Atualmente, com a maior acessibilidade aos meios de informação e mídia, tem se tornado uma constante se deparar com notícias cada vez mais chocantes de barbáries envolvendo mulheres e os finais trágicos de seus relacionamentos. Dentro desse contexto, a Psicologia é convidada a se fazer presente nessa discussão, na tentativa de trazer à luz algum parecer que consiga aliviar a angústia dos que assistem a essas notícias e, especialmente, dos que dela participam e sobrevivem.
Nessa discussão, qualquer análise feita poderia se resumir a apenas um recorte incompleto e descontextualizado do universo de significados que o feminicídio representa hoje em nossa realidade.

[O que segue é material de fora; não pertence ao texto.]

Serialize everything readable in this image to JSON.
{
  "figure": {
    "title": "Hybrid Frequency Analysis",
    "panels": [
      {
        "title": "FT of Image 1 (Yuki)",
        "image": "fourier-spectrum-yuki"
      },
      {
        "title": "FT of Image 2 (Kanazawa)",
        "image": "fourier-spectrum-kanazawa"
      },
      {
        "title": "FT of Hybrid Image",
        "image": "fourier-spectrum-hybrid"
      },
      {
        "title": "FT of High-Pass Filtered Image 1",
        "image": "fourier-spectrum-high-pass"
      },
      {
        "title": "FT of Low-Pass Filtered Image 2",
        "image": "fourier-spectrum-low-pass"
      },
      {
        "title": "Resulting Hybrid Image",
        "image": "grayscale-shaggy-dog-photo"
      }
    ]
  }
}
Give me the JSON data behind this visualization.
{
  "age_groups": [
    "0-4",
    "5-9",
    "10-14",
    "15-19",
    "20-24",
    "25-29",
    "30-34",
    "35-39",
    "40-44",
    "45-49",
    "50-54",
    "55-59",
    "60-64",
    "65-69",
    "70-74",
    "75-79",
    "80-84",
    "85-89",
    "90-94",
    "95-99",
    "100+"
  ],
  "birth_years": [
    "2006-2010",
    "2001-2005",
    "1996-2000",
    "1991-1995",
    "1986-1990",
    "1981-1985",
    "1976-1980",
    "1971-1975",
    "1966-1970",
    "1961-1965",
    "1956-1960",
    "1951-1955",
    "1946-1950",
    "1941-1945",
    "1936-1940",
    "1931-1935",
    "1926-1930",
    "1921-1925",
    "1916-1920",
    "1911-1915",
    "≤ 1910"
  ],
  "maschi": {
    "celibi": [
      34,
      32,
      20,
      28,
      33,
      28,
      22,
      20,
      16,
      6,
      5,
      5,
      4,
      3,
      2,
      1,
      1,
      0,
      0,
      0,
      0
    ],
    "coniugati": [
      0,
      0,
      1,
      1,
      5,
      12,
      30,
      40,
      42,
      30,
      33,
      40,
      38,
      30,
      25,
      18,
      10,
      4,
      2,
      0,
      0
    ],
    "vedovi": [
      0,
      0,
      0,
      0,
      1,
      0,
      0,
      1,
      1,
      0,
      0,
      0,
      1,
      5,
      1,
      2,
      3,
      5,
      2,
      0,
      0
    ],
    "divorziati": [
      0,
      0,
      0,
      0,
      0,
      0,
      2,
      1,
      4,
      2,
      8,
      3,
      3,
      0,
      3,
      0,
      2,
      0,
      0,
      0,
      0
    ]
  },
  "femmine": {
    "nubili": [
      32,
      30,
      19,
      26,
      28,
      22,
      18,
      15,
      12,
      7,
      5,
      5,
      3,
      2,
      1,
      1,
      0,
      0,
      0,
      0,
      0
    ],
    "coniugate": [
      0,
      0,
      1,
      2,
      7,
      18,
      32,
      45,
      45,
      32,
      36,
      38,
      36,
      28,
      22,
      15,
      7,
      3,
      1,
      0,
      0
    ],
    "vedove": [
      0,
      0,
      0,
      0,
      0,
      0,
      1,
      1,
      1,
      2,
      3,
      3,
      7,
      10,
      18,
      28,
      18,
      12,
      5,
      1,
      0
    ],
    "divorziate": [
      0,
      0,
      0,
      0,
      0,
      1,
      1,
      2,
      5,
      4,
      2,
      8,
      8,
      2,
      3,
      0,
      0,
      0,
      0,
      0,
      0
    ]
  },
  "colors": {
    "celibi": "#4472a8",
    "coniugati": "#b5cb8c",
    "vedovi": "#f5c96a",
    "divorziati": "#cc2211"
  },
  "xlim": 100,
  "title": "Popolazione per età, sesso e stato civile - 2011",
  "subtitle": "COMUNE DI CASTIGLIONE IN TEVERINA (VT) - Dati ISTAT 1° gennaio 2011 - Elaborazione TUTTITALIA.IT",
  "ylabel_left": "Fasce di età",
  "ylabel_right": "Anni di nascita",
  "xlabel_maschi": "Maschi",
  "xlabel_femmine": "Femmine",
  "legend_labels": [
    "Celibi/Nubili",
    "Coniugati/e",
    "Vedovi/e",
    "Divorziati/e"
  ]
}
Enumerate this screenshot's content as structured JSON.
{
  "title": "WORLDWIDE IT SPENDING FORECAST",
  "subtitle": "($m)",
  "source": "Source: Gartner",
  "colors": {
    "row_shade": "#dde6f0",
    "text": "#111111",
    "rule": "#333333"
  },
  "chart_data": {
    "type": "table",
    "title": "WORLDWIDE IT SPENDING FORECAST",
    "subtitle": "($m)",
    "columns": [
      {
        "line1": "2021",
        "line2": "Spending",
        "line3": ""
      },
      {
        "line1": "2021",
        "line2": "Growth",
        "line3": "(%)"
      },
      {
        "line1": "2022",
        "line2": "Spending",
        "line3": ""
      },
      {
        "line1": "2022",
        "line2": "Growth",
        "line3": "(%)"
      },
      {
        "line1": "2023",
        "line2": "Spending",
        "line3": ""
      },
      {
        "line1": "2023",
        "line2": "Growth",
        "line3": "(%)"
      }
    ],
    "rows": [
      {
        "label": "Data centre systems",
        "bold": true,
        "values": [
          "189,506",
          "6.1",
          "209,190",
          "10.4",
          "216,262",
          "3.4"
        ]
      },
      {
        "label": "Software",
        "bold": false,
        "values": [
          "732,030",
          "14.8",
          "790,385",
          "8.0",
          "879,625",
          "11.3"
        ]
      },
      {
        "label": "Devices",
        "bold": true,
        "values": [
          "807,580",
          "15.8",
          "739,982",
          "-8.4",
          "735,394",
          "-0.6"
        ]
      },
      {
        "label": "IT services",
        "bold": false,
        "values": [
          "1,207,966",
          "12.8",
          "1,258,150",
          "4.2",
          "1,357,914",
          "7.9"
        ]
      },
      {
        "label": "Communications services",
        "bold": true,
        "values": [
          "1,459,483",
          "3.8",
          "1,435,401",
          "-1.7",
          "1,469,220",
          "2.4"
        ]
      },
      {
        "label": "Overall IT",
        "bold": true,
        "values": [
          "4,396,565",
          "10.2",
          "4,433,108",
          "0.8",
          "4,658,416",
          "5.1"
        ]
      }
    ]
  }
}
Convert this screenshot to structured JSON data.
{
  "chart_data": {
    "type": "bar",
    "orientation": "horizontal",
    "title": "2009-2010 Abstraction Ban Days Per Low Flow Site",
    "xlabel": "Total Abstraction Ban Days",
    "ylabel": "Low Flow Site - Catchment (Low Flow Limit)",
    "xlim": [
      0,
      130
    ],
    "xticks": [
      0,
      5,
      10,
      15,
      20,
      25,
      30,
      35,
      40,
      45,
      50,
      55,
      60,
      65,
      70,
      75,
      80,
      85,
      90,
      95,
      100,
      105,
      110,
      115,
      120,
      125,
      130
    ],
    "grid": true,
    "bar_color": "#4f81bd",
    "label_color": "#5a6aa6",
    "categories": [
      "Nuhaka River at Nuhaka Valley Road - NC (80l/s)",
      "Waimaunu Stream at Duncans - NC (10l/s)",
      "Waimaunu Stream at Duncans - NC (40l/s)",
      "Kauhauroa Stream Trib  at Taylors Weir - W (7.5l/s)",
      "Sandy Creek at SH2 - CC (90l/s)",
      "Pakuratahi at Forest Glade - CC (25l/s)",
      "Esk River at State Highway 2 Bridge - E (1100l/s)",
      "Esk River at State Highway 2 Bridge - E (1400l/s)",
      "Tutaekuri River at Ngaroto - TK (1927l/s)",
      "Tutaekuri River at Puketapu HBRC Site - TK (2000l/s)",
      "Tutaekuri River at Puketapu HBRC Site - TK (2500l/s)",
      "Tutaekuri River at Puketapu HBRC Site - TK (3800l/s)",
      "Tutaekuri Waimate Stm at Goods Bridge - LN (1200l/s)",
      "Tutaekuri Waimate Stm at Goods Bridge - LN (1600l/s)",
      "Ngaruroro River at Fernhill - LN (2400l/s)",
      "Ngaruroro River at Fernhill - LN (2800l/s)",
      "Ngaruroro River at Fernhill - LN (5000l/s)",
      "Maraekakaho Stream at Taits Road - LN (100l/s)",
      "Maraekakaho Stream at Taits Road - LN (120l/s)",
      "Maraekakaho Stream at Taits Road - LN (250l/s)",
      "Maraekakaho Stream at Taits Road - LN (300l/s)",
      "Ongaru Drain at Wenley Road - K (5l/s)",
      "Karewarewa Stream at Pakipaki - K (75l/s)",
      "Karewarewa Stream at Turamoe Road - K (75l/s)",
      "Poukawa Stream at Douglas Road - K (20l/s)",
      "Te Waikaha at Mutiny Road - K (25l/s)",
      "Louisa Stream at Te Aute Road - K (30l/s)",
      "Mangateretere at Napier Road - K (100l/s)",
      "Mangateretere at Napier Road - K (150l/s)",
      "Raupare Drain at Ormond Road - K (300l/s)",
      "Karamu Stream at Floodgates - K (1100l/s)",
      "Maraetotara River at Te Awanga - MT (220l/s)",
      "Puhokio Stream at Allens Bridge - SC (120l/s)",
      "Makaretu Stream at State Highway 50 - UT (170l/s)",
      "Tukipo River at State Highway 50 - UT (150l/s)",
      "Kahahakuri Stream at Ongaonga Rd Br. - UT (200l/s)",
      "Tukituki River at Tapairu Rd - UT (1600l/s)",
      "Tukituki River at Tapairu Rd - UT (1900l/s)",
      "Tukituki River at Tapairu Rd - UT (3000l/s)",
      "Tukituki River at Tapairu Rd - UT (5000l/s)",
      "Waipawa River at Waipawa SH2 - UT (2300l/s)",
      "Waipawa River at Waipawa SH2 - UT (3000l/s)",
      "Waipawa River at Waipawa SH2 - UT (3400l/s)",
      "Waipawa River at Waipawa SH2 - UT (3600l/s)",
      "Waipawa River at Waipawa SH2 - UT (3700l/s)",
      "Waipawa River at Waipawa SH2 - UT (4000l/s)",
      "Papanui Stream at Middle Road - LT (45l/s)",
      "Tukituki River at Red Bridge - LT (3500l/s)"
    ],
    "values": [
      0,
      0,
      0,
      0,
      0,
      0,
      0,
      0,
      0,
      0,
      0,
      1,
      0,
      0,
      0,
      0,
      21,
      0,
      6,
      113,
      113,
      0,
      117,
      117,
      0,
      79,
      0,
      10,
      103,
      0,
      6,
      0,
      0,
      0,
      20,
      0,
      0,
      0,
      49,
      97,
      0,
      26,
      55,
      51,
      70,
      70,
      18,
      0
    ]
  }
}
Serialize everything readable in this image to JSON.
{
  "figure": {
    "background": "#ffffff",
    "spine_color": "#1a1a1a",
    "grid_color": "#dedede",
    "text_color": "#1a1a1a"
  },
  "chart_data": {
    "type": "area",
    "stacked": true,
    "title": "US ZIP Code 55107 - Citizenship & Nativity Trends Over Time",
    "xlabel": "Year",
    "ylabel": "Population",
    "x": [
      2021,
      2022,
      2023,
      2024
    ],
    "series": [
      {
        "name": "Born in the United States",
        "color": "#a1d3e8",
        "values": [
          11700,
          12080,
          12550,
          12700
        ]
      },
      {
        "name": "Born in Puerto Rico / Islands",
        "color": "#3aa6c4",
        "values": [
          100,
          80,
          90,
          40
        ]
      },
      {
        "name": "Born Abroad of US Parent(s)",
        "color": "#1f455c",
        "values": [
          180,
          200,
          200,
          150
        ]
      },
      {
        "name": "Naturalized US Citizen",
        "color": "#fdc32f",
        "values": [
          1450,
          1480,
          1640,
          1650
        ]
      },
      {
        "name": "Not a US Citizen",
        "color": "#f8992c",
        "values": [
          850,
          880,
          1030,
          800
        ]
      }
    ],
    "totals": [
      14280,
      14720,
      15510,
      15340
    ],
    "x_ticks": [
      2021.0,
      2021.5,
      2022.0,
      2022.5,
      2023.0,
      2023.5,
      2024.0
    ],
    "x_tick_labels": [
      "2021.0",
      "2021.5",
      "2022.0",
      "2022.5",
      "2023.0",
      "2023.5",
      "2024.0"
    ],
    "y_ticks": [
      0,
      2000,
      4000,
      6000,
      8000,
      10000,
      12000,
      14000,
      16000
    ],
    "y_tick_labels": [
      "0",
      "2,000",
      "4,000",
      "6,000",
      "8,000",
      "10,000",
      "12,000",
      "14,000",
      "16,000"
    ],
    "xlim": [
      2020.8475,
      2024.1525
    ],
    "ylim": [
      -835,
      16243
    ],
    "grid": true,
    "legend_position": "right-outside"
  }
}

Poderíamos fazer uma análise do significado de ser mulher em nossa sociedade, por vezes, enfrentando jornada dobrada (profissão e lar), salários em média 20% menores para desempenhar as mesmas funções, dolorosos ciclos fisiológicos como parte da rotina (tpm, menstruação, gravidez, menopausa, etc) além da insegurança que a própria condição de seu gênero lhe impõe, incluindo aí a insegurança de se relacionar e poder escolher encerrar uma relação sem, com isso, encerrar sua própria vida.
Poderíamos fazer ainda uma análise do perfil desses agressores, inseridos numa cultura machista e patriarcal, afetivamente sem habilidades para lidar com o relacionamento que tomba ao fracasso e emocionalmente incapacitados para lidar com suas próprias frustrações e, menos ainda, com as frustrações que lhes foram impostas por um ser (culturalmente/historicamente) inferior: “sua” mulher.
Nenhuma dessas análises, entretanto, conseguiria satisfazer às inúmeras interrogações e reticências que ficam ao final de cada notícia de mais uma figura feminina com a vida interrompida de forma abrupta pela figura desconforme de seu algoz. Portanto, como representante da Psicologia nessa fala, reservo-me a dizer que a nós cabe a escuta e o acolhimento aos que ficam, o suporte e a compreensão aos que se afetam, enquanto nossa sociedade (e autoridades) não consegue encontrar as respostas para essas questões e os meios de evitar que continuem a acontecer.